Goldman Sachs' announcement that it netted $1.81 billion in its fiscal quarter ended March 27 was "amazing," as Bernstein analyst Brad Hintz put it in a research note this morning. (Fixed income trading was credited with providing the fuel to recovery.) And, this morning, Goldman raised $5 billion by issuing common stock; the company wants to repay its $10 billion in TARP funds. Goldman is said to be eager to get out from under the gub'ment's thumb. (By the way, Hintz says "accrued compensation" in the period was $4.71 billion, or about $675,000 per employee; the Wall Street Journal reports that 953 Goldman employees were paid $1 million and up last year. With that accrued comp --- read: bonuses --- in just three months, Goldman seems well on its way to paying gaudy rewards to its employees in this fiscal year too. The gub'ment, seeking to play populist demagogues on the issue, would love to get a hold of that and hit the bully pulpit.)
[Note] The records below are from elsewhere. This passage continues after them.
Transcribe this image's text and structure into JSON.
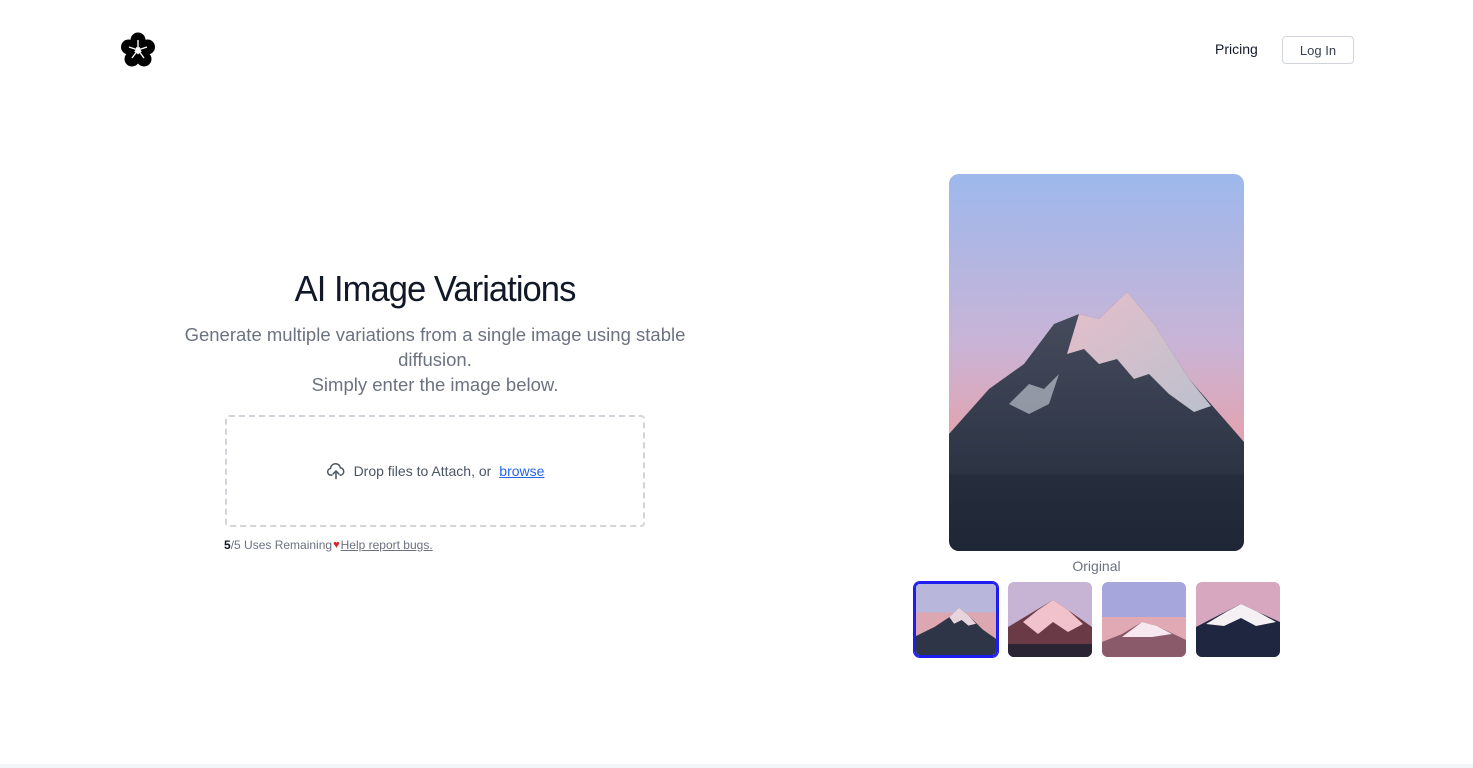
{
  "header": {
    "logo_icon": "flower-logo-icon",
    "pricing_label": "Pricing",
    "login_label": "Log In"
  },
  "hero": {
    "title": "AI Image Variations",
    "subtitle_line1": "Generate multiple variations from a single image using stable diffusion.",
    "subtitle_line2": "Simply enter the image below."
  },
  "upload": {
    "icon": "cloud-upload-icon",
    "prompt": "Drop files to Attach, or",
    "browse_label": "browse"
  },
  "usage": {
    "remaining": "5",
    "total_text": "/5 Uses Remaining",
    "heart_icon": "heart-icon",
    "report_label": "Help report bugs."
  },
  "preview": {
    "caption": "Original",
    "thumbnails": [
      {
        "label": "original",
        "selected": true
      },
      {
        "label": "variation-1",
        "selected": false
      },
      {
        "label": "variation-2",
        "selected": false
      },
      {
        "label": "variation-3",
        "selected": false
      }
    ]
  },
  "colors": {
    "accent": "#1d1df0",
    "link": "#2563eb",
    "heart": "#dc2626",
    "sky_top": "#9db8ec",
    "sky_bottom": "#e7a0a8",
    "mountain_dark": "#2c3446"
  }
}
Of course, not everyone is cheering Goldman's sucess. In fact, the New York Post reports this morning that a Florida blogger smells a conspiracy, to wit, the evil bankers did it. Mike Morgan, of Jensen Beach, Fla., a self-described entrepreneur, has launched a website, goldmansachs666.com , to act as an "open forum" for describing "what part Goldman Sachs and their [sic] executives played in the current Global Economic Crisis." Morgan (his surname is an interesting coincidence, BTW) is hosting a conference call tomorrow, Tax Day, to drum up volunteer support in his endeavor. (Goldman, by the way, has asked him to quit using its name, arguing that Morgan is infringing on Goldman's trademark.) We should point out that while it may offer oodles of fun, kicking around Wall Streeters, Morgan and his ilk should realize that it wasn't just the bankers: Everyone is to blame from the gub'ment that forced banks into making stupid loans for social engineering and vote-getting purposes to greedy citizens who took loans they could not afford on stupid bets that housing was a miracle asset. The blame, Mister Morgan, should be applied with a wide brush.
Whoops! Hope my use of the GS logo is deemed "fair use."